Adhesion failure analyses of laminated FRP composite made bonded tubular T-joints with axially compressed brace

摘要

Laminated FRP composite bonded tubular T-joints with constrained chord-ends and compressively loaded brace has been considered in the present research for detailed adhesion failure analysis of the non-planar T-joint region. Computational fracture mechanics based APDL codes have been developed and validated with respect to literature. Three-dimensional stress analyses revealed that Saddle points corresponding to Bottom Toe Line (BTL)/Middle Fillet Line (MFL) in joint regions are predominantly vulnerable towards adhesion/cohesion failures, respectively.
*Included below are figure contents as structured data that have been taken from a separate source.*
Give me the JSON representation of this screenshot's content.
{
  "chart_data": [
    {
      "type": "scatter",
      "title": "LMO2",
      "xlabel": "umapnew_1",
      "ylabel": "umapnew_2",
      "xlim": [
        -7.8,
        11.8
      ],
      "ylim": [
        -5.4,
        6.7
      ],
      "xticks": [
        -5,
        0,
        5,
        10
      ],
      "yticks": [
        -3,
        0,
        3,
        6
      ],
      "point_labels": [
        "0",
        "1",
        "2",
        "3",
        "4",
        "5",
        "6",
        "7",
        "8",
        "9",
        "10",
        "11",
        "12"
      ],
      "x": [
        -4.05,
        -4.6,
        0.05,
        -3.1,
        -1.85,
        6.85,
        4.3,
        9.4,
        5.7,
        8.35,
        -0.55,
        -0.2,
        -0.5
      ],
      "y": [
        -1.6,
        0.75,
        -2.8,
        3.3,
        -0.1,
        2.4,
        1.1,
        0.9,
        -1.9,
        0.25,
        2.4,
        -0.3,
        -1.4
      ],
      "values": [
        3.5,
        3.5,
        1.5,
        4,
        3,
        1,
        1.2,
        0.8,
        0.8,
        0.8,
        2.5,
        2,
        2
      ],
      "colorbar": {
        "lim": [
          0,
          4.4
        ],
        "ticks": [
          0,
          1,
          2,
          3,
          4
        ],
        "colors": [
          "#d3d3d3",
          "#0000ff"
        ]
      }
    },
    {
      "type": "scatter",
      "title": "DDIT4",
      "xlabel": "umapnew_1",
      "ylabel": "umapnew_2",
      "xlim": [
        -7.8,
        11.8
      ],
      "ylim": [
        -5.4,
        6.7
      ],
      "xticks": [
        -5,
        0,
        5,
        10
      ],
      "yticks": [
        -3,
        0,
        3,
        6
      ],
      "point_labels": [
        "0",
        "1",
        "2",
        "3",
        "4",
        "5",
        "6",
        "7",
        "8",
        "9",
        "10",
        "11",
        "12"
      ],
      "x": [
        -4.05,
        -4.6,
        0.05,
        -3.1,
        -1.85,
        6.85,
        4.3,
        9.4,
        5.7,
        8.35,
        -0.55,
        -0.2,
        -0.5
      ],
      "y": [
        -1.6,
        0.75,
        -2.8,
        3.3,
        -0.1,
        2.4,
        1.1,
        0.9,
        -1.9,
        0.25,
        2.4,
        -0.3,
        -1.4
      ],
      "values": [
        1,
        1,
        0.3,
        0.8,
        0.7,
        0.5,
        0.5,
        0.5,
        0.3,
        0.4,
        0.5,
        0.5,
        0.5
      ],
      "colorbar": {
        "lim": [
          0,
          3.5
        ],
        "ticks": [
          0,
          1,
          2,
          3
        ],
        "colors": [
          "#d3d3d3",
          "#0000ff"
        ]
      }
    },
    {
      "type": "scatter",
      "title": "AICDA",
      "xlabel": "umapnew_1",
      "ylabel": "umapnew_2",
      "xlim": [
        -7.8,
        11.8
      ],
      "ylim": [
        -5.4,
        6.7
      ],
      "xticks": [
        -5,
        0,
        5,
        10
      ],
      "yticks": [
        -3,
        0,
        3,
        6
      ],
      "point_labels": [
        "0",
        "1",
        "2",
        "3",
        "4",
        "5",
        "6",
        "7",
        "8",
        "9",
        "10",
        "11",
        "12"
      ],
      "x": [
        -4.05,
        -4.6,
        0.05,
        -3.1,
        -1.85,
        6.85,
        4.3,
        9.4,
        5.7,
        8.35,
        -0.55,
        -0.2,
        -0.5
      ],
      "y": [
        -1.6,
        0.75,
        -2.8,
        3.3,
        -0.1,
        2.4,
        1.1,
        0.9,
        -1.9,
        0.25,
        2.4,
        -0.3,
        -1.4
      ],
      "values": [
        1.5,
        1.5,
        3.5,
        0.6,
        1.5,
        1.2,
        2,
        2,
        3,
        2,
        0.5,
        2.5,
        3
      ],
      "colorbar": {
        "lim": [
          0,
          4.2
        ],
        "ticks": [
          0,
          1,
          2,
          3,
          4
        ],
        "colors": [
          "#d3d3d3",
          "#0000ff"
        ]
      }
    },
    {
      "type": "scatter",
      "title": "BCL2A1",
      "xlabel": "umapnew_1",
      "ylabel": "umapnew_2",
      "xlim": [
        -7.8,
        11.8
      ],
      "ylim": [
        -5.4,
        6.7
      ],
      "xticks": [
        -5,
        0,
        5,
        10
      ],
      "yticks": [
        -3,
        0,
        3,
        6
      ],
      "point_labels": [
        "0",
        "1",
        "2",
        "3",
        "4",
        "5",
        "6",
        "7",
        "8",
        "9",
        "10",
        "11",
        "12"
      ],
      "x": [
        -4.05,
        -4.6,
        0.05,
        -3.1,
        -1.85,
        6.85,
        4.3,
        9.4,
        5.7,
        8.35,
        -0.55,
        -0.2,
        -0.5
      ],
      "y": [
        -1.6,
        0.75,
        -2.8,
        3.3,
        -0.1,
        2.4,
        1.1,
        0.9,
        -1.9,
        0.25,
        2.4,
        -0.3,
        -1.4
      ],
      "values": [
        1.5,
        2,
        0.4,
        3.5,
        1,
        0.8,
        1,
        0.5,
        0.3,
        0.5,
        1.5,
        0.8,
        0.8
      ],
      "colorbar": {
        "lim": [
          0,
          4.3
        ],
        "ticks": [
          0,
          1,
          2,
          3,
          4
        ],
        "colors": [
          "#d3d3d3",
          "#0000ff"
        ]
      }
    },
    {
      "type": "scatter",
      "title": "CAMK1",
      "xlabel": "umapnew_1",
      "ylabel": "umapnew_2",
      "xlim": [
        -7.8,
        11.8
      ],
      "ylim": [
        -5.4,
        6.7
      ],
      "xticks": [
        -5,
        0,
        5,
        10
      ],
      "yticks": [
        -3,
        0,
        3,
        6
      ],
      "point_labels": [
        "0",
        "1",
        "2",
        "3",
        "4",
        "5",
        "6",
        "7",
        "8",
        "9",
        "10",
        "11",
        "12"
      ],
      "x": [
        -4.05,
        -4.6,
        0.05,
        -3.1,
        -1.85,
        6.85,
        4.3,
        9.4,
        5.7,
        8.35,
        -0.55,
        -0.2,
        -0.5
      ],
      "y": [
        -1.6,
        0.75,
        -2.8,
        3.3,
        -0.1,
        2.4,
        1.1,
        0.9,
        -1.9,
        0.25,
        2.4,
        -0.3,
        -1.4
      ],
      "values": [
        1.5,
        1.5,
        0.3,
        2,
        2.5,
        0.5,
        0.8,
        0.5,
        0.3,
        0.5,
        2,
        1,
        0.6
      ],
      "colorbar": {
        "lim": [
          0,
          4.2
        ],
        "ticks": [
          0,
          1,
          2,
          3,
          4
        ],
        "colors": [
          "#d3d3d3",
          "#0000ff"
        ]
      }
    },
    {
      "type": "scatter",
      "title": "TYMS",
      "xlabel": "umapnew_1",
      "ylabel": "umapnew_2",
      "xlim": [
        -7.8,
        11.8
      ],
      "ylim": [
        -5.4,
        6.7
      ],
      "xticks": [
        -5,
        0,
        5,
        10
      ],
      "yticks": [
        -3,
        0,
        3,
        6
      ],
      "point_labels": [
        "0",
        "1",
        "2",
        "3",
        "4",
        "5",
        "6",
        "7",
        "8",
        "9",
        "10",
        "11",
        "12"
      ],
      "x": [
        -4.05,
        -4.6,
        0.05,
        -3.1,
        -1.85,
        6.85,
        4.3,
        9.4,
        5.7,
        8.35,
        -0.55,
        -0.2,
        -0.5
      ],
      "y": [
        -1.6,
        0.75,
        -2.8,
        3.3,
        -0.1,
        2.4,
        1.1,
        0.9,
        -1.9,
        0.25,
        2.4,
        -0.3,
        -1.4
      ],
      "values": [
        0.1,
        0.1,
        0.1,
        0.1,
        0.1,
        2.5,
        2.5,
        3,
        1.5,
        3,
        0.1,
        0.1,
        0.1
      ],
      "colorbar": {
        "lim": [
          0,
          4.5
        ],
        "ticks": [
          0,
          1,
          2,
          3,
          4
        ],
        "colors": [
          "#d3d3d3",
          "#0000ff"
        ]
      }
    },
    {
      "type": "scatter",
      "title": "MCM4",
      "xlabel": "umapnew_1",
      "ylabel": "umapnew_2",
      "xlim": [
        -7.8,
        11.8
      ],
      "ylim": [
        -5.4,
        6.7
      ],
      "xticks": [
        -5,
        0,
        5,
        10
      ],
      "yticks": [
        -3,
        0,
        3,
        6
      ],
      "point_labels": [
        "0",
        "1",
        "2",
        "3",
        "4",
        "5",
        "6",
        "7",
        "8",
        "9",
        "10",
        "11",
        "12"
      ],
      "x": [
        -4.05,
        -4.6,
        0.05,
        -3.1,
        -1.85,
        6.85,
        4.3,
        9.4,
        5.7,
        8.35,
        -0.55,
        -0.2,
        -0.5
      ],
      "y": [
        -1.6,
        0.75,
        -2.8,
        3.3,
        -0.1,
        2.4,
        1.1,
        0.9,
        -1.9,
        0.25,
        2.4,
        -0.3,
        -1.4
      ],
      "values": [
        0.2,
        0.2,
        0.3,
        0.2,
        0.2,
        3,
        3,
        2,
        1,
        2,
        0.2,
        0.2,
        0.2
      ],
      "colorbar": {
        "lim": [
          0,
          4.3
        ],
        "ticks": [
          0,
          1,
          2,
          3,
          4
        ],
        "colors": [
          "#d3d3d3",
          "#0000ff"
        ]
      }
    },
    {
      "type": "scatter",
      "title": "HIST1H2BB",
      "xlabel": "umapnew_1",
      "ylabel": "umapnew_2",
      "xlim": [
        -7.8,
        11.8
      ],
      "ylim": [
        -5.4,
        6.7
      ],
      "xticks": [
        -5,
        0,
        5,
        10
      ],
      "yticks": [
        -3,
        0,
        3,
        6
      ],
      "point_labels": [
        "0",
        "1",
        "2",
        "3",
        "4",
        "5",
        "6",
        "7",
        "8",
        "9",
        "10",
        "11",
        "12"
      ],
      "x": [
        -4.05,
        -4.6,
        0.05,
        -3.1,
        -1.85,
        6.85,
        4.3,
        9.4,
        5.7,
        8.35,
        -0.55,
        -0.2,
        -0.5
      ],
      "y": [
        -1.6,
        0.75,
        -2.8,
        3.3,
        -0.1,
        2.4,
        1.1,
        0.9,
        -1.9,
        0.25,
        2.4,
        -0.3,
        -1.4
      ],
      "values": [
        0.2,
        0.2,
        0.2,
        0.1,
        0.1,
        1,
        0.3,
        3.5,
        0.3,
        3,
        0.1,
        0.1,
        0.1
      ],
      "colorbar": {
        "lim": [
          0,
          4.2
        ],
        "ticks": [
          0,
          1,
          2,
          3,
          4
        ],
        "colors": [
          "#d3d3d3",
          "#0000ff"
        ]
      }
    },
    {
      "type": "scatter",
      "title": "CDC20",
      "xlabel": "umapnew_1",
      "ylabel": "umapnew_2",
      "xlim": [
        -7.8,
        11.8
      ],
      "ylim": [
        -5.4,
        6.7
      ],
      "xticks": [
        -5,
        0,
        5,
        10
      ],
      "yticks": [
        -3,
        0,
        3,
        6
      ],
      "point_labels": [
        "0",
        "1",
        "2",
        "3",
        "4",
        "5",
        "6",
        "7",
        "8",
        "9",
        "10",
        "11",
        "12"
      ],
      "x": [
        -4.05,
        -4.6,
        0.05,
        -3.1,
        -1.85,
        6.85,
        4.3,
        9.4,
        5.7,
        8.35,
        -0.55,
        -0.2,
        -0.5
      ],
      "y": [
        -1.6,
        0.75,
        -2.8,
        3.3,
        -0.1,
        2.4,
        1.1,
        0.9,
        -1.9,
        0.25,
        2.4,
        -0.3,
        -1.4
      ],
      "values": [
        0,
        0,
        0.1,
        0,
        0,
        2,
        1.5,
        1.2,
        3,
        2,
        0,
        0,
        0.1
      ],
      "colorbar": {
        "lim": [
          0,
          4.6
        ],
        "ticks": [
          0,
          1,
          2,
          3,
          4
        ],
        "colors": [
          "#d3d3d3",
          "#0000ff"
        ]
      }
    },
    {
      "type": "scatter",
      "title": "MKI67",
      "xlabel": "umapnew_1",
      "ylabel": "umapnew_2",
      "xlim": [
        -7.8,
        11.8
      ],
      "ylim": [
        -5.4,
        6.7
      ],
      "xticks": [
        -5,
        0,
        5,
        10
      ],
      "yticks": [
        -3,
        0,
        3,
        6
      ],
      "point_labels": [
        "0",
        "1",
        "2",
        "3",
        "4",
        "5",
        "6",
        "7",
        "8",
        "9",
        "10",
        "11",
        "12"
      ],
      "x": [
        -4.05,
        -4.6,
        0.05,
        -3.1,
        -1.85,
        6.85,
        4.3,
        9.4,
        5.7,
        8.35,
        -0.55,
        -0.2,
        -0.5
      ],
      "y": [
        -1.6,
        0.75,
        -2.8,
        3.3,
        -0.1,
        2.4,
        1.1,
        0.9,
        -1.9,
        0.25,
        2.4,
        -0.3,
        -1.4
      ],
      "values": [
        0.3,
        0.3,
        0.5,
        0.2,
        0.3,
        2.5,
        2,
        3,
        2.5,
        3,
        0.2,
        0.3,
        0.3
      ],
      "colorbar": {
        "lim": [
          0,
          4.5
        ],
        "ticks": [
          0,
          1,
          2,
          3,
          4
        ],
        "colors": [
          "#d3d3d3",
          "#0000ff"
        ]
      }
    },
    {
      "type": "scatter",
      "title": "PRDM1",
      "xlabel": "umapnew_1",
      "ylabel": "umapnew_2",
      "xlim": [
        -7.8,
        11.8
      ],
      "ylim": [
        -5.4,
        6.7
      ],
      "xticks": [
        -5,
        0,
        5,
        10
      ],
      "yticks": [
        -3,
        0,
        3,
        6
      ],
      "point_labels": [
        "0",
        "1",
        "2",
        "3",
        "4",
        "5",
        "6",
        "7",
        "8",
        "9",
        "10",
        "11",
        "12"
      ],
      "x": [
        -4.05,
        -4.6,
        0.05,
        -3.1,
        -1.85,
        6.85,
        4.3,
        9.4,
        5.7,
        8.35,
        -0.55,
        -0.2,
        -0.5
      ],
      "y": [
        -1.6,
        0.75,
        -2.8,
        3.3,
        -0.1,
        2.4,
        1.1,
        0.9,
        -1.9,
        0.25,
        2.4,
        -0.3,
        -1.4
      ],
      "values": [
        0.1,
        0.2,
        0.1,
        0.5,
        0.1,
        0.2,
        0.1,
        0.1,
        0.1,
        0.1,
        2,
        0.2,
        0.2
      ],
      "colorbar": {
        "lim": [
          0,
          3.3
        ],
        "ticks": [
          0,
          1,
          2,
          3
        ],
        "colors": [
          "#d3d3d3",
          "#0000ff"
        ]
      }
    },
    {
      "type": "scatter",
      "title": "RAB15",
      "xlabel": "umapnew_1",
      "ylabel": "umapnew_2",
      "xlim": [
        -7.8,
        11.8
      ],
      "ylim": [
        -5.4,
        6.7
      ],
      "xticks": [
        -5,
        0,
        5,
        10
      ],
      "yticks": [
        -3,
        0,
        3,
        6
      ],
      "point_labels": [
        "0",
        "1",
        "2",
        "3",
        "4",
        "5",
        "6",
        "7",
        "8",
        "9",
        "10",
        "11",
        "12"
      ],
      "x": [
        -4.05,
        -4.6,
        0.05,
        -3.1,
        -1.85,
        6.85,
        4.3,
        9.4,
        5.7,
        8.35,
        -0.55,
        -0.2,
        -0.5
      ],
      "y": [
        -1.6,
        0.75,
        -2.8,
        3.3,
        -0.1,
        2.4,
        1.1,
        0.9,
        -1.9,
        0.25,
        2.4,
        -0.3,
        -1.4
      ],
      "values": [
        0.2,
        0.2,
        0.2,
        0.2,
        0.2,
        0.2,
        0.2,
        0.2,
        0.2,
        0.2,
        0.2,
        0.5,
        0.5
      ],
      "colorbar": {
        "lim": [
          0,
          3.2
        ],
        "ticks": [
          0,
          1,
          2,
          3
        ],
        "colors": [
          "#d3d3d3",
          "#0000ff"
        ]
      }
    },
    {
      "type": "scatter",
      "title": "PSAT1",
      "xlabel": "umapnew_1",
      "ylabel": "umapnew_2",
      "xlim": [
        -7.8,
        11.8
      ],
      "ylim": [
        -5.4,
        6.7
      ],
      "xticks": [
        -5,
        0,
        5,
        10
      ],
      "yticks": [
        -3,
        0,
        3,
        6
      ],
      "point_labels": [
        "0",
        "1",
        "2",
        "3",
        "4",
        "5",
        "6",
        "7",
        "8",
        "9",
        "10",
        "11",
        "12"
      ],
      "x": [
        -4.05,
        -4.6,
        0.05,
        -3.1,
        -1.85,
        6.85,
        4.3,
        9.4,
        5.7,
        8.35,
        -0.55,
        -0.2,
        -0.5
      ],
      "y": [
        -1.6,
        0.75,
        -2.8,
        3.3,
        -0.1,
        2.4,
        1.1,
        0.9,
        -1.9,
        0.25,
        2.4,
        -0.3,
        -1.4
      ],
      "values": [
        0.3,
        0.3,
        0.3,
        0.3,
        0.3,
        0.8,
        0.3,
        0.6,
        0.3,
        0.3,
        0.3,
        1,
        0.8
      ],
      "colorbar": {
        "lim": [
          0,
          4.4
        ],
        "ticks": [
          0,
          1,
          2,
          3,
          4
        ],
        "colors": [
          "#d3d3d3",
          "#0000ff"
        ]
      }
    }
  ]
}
Adhesion failure predicted to be the cardinal factor behind joint fracture (over cohesion failure) using Tsai-Wu/Parabolic yield criteria. Strain Energy Release Rate (SERR) estimated through Virtual Crack Closure Technique (VCCT) has been used for quantifying fracture growth. Pre-embedded through-the-circumference adhesion failure (2 phi = 360 degrees) is primarily susceptible towards mode-I fracture about saddle points with saddle-crown-mid-points and crown points predisposed towards mode-III and mode-II fractures, respectively. Adhesion failures (2 phi = 180 degrees) are predominantly susceptible towards mode-I radial fracture growth (than circumferential fracture), leading to enhanced chances of adhesion and cohesion failures at Top Toe Line (TTL) and MFL, respectively. Quasi-isotropic ([90/ + 30/ -30/90](2s)), and cross-ply ([0/90](4s)) are the suggested optimum chord stacking sequences improving fracture resistance of joint against micro (a/f(b) = 0.3) and macro (a/f(b) 0.3) failure ranges.